Dès que l'Autriche-Hongrie déclare la guerre à la Serbie, la Russie se retrouve devant un dilemme. Ne pas répondre signifierait perdre de la crédibilité et de l'influence parmi les Slaves des Balkans. C’est comme si votre cousin se faisait malmener et que vous tourniez le dos.
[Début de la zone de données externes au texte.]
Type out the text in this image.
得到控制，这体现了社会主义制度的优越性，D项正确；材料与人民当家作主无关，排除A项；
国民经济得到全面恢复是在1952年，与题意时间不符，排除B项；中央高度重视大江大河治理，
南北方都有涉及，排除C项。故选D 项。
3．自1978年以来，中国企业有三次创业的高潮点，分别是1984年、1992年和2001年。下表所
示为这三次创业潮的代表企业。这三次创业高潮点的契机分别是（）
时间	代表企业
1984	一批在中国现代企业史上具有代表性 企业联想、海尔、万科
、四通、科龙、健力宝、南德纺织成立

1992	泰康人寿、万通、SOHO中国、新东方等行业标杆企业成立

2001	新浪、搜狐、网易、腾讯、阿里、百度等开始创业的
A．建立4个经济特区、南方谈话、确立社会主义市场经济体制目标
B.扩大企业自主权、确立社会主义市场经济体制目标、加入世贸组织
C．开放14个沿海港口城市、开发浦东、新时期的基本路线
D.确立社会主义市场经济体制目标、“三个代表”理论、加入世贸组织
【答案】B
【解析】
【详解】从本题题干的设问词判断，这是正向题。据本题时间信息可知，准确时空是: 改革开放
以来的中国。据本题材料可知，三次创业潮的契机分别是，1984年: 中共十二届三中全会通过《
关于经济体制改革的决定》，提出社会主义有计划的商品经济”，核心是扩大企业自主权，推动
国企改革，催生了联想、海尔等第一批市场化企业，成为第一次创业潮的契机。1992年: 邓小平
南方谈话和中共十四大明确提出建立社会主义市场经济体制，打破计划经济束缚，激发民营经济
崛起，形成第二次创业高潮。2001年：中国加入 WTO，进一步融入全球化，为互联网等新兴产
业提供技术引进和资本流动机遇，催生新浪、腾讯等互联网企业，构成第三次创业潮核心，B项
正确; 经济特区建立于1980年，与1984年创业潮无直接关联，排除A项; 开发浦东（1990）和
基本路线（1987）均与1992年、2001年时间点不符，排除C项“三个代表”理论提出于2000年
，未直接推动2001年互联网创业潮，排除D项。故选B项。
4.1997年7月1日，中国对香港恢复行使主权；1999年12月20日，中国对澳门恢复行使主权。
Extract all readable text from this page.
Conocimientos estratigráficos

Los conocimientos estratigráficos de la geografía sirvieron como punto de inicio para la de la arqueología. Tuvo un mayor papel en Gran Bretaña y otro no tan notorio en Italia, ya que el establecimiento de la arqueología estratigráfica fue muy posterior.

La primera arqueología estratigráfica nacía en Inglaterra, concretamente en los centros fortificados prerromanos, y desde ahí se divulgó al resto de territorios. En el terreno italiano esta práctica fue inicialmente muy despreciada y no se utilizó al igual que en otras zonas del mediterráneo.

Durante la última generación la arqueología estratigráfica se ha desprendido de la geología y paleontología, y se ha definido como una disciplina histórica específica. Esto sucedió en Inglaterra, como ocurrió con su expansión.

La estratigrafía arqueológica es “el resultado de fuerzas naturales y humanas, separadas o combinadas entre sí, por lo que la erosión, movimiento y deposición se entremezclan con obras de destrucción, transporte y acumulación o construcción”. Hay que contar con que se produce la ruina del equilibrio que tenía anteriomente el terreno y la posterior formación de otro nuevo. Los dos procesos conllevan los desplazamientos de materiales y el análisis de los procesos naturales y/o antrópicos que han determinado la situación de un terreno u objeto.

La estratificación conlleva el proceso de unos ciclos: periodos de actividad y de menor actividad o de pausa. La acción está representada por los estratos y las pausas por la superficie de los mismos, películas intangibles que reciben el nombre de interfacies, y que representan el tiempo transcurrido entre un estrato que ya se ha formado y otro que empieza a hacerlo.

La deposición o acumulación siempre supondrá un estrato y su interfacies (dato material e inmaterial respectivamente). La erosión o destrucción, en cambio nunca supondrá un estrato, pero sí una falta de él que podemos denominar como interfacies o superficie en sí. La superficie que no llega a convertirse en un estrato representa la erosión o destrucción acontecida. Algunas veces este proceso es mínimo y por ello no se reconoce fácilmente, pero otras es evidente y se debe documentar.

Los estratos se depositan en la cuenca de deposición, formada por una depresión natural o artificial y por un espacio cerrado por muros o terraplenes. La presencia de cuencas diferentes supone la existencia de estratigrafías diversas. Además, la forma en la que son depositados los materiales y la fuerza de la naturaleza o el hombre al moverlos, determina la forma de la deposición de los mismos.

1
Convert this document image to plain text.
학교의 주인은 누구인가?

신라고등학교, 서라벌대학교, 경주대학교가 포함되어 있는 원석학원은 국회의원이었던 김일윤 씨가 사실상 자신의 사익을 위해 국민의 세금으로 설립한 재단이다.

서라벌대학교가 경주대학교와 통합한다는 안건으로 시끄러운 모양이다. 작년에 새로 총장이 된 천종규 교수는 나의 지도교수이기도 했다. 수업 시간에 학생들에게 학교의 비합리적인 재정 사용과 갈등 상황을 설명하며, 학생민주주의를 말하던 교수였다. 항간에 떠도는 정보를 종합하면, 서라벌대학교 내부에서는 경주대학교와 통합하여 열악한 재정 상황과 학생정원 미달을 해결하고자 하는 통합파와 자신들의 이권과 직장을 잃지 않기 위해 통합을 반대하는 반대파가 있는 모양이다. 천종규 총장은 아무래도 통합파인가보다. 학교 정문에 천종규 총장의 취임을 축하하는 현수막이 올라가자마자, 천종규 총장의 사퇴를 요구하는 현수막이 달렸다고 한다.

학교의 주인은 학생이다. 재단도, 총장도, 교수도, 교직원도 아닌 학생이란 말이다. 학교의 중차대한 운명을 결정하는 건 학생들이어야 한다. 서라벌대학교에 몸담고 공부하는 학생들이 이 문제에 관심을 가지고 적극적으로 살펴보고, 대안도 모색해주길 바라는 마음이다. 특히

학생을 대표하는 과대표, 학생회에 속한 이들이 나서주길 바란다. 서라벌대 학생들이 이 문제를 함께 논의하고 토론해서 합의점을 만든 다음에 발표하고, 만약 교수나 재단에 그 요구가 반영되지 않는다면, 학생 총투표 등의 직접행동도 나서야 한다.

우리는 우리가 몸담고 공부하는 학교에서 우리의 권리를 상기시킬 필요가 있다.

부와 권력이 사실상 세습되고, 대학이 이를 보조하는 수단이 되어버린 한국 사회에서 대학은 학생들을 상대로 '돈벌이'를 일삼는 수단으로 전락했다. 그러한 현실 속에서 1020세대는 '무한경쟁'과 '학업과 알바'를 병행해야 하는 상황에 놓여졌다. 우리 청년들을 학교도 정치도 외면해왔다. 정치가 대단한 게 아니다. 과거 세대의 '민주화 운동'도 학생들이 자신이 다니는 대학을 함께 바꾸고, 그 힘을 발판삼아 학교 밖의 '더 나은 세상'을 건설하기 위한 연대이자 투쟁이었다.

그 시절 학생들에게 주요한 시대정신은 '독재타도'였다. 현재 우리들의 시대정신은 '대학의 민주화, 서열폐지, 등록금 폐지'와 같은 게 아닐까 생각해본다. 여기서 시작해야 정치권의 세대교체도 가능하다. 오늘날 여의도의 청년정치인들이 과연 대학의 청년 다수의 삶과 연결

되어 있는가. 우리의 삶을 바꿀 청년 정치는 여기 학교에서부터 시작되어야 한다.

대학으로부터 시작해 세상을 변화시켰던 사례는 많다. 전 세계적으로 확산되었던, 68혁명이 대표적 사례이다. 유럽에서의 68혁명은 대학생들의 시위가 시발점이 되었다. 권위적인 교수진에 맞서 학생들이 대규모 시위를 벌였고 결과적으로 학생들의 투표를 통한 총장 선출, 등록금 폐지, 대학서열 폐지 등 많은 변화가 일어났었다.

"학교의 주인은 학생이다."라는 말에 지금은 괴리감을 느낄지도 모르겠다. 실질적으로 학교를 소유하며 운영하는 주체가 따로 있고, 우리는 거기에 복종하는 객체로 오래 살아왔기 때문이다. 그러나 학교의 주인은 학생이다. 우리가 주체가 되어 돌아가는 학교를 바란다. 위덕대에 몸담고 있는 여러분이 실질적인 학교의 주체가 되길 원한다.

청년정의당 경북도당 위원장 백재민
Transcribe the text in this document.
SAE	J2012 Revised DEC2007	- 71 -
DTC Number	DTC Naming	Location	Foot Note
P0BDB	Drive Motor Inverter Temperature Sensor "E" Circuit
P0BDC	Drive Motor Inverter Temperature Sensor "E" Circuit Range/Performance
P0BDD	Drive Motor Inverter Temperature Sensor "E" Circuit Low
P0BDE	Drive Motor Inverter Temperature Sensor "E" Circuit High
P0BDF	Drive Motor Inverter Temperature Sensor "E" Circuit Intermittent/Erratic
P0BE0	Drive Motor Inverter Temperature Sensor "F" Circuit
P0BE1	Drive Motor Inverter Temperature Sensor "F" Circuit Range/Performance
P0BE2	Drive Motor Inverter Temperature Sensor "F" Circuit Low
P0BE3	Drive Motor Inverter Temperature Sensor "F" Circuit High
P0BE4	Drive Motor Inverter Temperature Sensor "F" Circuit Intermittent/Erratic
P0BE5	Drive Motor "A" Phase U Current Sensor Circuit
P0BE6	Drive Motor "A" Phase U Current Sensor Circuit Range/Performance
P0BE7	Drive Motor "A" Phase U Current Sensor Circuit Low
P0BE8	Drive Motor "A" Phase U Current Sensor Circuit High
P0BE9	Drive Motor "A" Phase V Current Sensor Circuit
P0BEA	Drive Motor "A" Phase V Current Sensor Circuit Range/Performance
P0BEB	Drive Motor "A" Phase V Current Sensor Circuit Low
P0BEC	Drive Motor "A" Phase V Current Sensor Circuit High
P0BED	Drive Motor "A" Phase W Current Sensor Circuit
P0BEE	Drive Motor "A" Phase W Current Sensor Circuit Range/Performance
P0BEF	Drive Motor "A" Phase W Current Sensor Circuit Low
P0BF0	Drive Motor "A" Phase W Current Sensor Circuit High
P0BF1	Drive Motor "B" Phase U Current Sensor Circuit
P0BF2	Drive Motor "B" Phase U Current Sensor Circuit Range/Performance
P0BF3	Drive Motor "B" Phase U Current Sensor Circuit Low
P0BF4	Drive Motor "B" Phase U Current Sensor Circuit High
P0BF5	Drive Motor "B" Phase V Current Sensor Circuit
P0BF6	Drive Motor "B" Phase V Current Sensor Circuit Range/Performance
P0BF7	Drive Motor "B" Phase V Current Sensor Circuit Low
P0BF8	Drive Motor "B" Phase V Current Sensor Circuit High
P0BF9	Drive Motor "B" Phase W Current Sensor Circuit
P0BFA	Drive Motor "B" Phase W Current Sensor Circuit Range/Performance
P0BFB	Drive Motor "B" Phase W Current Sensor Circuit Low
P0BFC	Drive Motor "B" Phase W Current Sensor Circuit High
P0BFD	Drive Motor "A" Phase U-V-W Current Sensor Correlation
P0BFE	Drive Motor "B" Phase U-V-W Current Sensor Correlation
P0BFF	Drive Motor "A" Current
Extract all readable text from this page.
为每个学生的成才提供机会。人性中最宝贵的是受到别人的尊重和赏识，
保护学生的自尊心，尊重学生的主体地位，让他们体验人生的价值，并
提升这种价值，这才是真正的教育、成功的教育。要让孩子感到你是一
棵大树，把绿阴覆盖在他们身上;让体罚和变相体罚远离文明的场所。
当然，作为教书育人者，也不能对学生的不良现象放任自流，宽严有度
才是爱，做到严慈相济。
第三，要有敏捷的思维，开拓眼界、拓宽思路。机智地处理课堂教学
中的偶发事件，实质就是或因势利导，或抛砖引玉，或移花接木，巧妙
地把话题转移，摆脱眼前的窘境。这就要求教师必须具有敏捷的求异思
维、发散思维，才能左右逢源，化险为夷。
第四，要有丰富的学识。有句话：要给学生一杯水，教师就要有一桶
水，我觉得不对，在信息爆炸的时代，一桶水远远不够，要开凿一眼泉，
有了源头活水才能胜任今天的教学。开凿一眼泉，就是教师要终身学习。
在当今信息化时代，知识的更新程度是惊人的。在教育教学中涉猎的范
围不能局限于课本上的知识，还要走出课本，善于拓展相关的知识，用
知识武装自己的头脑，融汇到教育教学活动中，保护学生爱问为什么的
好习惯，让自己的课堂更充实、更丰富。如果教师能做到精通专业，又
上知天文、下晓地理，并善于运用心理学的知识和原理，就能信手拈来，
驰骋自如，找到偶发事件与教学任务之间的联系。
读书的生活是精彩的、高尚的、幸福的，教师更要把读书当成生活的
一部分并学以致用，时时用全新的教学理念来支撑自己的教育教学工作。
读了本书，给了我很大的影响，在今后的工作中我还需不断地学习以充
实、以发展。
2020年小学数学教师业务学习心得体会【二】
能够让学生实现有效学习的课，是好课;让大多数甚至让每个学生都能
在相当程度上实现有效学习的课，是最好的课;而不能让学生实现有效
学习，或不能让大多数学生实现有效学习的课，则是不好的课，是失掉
Ainsi, la Russie commence à mobiliser partiellement ses troupes pour se préparer à défendre la Serbie. C'est une manière d'envoyer un signal clair à l'Autriche-Hongrie et à son alliée allemande que la Russie ne restera pas passive face à une agression contre la Serbie.
La Réponse Allemande
L'Allemagne, ayant une alliance solide avec l'Autriche-Hongrie, voit cette mobilisation russe comme une menace directe. Pour les Allemands, une mobilisation russe ressemble à un avertissement, pouvant précéder une intervention contre l'Autriche-Hongrie, et par ricochet, contre leurs propres intérêts.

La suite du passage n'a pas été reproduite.